Saturday, May 15, 2010

I am a Good Goy Now; I Believe in Yoshke, Pray to Getchkas and Eat Chazor Traif


Here is a poem by the converso Anton de Montoro (1404-77):


O sad, bitter clothes-peddler
Who does not feel your sorrow!
Here you are, sixty years of age,
And have always said (to the Virgin):
"You remained immaculate,"
And have never sworn (directly) by the Creator.
I recite the credo, I worship
Pots full of greasy pork,
I eat bacon half-cooked,
Listen to Mass, cross myself
While touching holy waters –
And never could I kill
These traces of the confeso (pejorative for Converso)

With my knees bent
And in great devotion
In days set for holiness
I pray, rosary in hand,
Reciting the beads of the Passion,
Adoring the God-and-Man
As my highest Lord,
And because of the remnants of my guilt
I cannot lose the name
Of an old Jewish son of a whore (puto).

(Yirmiyahu Yovel, The Other Within: The Marranos - Split Identity and Emerging Modernity pg. 112)

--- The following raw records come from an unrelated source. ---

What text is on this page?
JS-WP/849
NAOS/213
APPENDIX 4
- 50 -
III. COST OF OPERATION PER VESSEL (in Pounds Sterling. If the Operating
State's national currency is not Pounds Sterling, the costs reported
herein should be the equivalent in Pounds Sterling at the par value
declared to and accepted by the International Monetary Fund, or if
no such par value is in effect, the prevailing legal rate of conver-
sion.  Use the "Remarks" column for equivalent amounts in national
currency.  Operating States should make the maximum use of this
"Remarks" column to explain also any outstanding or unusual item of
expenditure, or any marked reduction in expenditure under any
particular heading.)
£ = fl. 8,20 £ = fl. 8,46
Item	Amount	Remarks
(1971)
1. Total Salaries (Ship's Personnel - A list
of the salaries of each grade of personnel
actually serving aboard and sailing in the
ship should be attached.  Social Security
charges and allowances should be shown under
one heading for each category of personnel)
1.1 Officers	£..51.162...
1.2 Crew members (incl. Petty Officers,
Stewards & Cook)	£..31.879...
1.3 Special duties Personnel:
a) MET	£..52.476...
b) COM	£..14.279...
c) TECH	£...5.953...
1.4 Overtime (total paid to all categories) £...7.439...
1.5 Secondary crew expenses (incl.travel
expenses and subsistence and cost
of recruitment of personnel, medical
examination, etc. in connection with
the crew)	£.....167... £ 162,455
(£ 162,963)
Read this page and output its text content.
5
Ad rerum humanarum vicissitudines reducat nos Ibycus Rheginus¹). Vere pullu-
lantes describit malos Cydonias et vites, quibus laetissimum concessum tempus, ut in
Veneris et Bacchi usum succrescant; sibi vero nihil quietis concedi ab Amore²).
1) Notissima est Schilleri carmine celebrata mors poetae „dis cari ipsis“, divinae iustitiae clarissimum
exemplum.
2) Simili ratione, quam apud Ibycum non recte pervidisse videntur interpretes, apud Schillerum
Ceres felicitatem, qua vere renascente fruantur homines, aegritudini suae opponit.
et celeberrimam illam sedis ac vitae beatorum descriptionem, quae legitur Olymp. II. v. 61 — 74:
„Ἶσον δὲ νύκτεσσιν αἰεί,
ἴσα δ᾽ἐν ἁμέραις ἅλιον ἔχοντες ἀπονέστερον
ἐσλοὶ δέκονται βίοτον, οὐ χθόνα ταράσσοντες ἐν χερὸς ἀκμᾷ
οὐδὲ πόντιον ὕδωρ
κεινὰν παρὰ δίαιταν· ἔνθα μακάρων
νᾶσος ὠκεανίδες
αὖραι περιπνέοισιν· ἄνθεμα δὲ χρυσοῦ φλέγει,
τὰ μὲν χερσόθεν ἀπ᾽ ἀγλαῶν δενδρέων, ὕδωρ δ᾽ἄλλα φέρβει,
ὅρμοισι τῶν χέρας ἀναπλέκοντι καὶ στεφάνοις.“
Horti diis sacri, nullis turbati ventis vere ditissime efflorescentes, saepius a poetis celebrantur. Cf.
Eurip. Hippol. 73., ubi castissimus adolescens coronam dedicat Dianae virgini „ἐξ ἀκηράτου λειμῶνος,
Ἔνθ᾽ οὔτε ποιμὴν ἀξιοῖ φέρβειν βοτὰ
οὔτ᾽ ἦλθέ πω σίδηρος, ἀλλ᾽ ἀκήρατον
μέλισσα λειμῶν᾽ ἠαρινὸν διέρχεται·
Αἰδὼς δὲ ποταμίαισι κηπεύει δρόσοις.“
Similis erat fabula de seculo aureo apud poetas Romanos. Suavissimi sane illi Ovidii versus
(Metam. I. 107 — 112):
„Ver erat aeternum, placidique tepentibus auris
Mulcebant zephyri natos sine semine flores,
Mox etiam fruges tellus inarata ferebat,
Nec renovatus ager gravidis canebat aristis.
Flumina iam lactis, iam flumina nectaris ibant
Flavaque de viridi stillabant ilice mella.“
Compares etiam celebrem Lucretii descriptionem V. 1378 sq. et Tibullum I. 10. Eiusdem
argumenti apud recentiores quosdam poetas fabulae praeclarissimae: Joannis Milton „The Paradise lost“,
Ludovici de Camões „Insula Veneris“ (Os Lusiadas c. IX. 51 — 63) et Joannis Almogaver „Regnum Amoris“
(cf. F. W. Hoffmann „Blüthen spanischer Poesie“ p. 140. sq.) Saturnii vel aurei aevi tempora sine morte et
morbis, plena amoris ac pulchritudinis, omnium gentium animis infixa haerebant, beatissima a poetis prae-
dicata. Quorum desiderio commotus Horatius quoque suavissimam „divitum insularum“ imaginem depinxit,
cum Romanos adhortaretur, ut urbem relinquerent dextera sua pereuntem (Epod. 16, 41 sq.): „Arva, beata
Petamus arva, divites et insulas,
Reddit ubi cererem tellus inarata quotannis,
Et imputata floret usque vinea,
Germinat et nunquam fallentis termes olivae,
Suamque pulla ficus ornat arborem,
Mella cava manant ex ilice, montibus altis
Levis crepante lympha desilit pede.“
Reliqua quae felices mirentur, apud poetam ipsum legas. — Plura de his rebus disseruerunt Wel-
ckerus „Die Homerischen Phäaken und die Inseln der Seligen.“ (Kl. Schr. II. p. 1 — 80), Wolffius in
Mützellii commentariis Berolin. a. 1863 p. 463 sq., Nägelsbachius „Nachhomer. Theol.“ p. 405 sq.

So do we believe that this man was sincere in his profession of Catholicism; was he a secret Jew or just an all-round religious cynic?

1 comment:

Clarissa said...

I think the poet is ridiculing the whole idea of a religious conversion in a very bitter, sarcastic way. "I worship
Pots full of greasy pork,
I eat bacon half-cooked" sounds like the perfect way of reducing the whole idea of Christianity ad absurdum. This kind of mocking bitterness is characteristic of most of the greatest works of the Spanish literature in that period, since most were created by conversos.

I'll inlcude this poem for analysis in my next Hispanic Civilization class. Let's see how the students respond.